Bergerac – classic & new
On Thursday – as is my wont – I watched first classic Bergerac on US Drama and later the new version with Damien Molony playing the Jersey detective.
Gone is Charlie Hungerford, necessarily so as Terence Alexander passed in 2009.
The relationship between the detective and his father-in-law – a loveable rogue with a finger in every pie – was at the heart of the original series and, needless to say, to satisfy diversity and gender criterion, Charlie is now a woman (Zoe Wanamaker).
Bergerac in the new version is a recovering alcoholic getting over his wife’s death and taking police leave.
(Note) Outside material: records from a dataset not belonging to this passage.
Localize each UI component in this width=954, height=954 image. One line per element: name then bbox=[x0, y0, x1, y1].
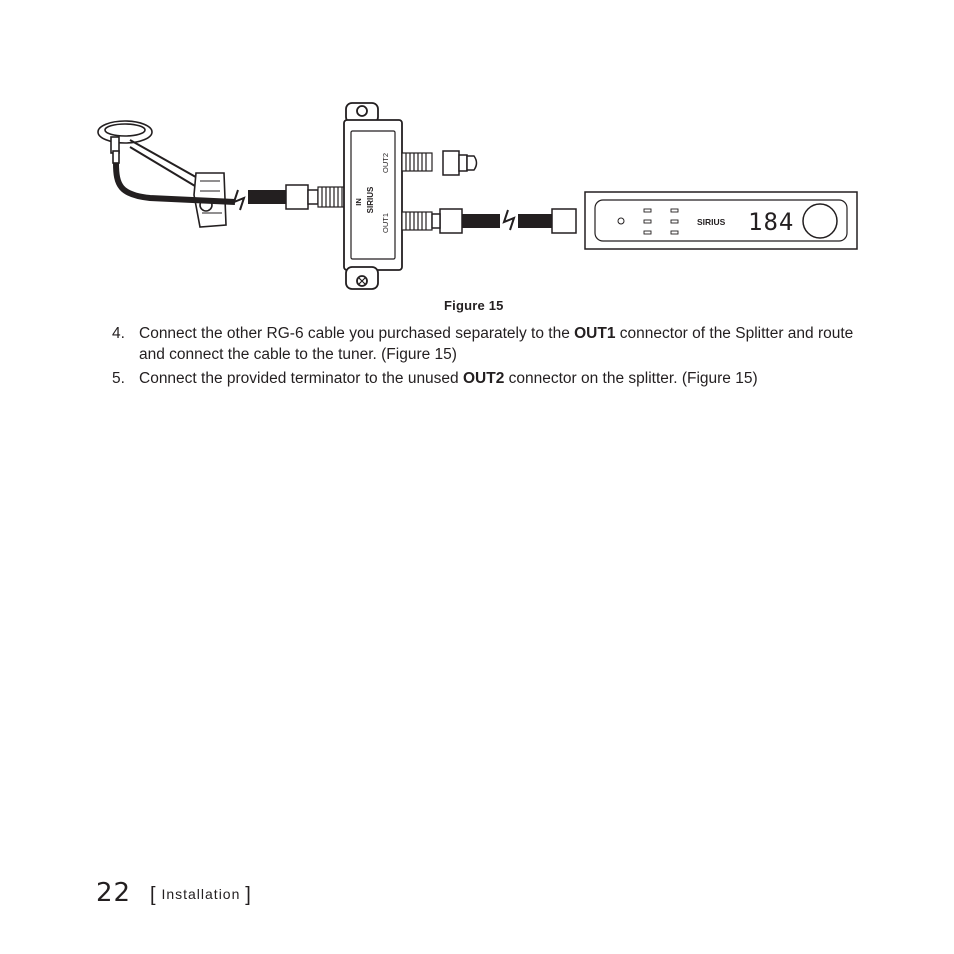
installation-diagram bbox=[90, 95, 865, 300]
step-number: 4. bbox=[112, 325, 125, 342]
step-4 bbox=[112, 323, 872, 365]
bracket-close: ] bbox=[245, 884, 252, 906]
figure-caption: Figure 15 bbox=[444, 298, 504, 313]
step-text bbox=[112, 368, 872, 389]
step-5 bbox=[112, 368, 872, 389]
tuner-channel-display: 184 bbox=[748, 208, 795, 236]
splitter-out2-label: OUT2 bbox=[381, 152, 390, 174]
f-connector-out1 bbox=[432, 209, 462, 233]
terminator bbox=[443, 151, 477, 175]
step-text-after: connector on the splitter. (Figure 15) bbox=[504, 370, 758, 387]
f-connector-tuner bbox=[552, 209, 576, 233]
mount-hole-top bbox=[357, 106, 367, 116]
section-name: Installation bbox=[161, 886, 241, 902]
f-connector-in bbox=[286, 185, 318, 209]
step-text bbox=[112, 323, 872, 365]
step-text-before: Connect the provided terminator to the unused bbox=[139, 370, 463, 387]
step-text-before: Connect the other RG-6 cable you purchased separately to the bbox=[139, 325, 575, 342]
bracket-open: [ bbox=[150, 884, 157, 906]
cable-segment bbox=[518, 214, 552, 228]
tuner-knob bbox=[803, 204, 837, 238]
splitter-in-label: IN bbox=[354, 198, 363, 206]
cable-break-icon bbox=[504, 210, 514, 230]
splitter-out1-label: OUT1 bbox=[381, 212, 390, 234]
cable-segment bbox=[248, 190, 286, 204]
out1-bold: OUT1 bbox=[574, 325, 616, 342]
splitter-in-port bbox=[318, 187, 346, 207]
splitter-brand: SIRIUS bbox=[366, 186, 375, 214]
tuner-brand: SIRIUS bbox=[697, 217, 726, 227]
section-label bbox=[150, 882, 252, 905]
step-text-after: connector of the Splitter and route and connect the cable to the tuner. (Figure 15) bbox=[139, 325, 854, 363]
step-number: 5. bbox=[112, 370, 125, 387]
splitter-out1-port bbox=[402, 212, 432, 230]
out2-bold: OUT2 bbox=[462, 370, 505, 387]
splitter-out2-port bbox=[402, 153, 432, 171]
cable-break-icon bbox=[234, 190, 244, 210]
tuner-power-led bbox=[618, 218, 624, 224]
page-number: 22 bbox=[96, 878, 132, 908]
cable-segment bbox=[462, 214, 500, 228]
Molony plays this dark side of Bergerac well but not the all-action, womanising detective.
Back on the force – and working again under the plodding Barney Crozier – and again given a diversity ‘make over’, Bergerac does not believe that a murder in the home of Adrian Whitfield (Philip Glenister) was a burglary gone wrong, but an abduction.
He is correct but arrests the wrong man.
It’s not bad and I will give it a second try.
At least Bergerac’s burgundy red Triumph Roadster makes an appearance, but my initial view is that this is a classic example of a re-run being inferior to the original.
Somehow, too, the original Bergerac was of the 1980s and not the present.